Almost on the stroke of twelve the air-raid siren sounded. We were having a New Year’s Eve dinner at the embassy and the sound of the signal made everyone homesick. We fell silent around the table and looked at one another, remembering Manila before the war where the sirens of the government ice-plant and the ships in port had always joyously called in the new year with one great and happy shout. The past teased us with a lawyer’s question: where were you on the eve of the 1st January 1941? I found I could not answer, it seemed so many lifetimes ago and there was nothing to link us with it except this thread of sound, a sound that we remembered as strangely eager and exultant and which how had turned shrill and lonely with tortured apprehensions.

Outside the skies were empty but there was a tiny blaze in the distance and the fire-engines were already out hooting to work.
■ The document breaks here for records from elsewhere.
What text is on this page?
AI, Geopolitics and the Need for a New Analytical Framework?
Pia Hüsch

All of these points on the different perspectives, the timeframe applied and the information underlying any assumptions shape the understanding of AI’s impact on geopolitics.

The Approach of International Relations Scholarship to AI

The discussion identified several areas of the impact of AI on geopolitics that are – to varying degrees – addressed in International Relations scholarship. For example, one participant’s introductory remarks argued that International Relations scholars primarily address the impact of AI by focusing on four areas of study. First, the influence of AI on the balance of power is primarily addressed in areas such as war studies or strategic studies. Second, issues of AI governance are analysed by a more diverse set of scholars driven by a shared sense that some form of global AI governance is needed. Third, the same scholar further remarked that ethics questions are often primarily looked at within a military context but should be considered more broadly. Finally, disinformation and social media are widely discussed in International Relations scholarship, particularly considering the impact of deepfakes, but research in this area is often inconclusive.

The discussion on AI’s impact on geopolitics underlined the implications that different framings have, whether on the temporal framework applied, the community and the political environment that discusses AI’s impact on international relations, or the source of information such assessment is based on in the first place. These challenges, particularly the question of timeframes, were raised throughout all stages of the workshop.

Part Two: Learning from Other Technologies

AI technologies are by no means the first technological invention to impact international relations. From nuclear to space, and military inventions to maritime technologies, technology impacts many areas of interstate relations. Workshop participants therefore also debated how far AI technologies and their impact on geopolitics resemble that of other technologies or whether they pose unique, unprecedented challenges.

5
All around us the darkened city seemed to wait breathlessly; only that small bold flare challenged the uneasy night like the first campfire of a conquering army, glimpsed over the horizon.
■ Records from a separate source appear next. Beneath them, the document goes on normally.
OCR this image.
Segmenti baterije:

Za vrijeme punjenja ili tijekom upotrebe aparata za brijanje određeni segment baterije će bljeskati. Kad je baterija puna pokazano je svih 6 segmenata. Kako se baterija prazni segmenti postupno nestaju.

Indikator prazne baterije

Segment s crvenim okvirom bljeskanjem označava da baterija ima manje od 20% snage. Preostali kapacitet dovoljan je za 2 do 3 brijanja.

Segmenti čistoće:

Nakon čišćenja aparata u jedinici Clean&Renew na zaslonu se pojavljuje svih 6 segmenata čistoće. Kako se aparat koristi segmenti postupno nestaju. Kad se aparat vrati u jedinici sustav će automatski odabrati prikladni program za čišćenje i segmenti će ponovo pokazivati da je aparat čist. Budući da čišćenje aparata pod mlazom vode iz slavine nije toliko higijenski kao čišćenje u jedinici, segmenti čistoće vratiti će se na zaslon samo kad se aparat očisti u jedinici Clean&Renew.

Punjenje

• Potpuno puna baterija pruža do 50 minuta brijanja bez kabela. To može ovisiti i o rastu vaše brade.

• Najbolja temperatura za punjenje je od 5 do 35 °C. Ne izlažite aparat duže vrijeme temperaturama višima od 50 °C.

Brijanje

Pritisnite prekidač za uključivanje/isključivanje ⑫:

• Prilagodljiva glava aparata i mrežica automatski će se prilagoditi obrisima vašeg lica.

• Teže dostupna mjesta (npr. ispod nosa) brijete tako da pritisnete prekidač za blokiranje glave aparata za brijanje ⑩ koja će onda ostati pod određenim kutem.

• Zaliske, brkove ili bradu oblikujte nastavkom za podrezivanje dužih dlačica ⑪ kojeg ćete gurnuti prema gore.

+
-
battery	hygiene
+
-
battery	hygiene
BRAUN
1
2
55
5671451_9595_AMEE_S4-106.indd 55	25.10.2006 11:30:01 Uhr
A few minutes later one of our interpreters came rushing in. He had feared that it was the embassy on fire and, laughing at his fears, we shook off our own depression. He had with him airplane tickets to Manila which he had bought the afternoon before for Eddie Vargas. We were congratulating Eddie when the neighborhood association patrol went howling outside the compound. It seemed there was a light showing. After a futile search all over the building it turned out to be in the chauffeur’s quarters, which was rather disconcerting because the chauffeur is the head of the association.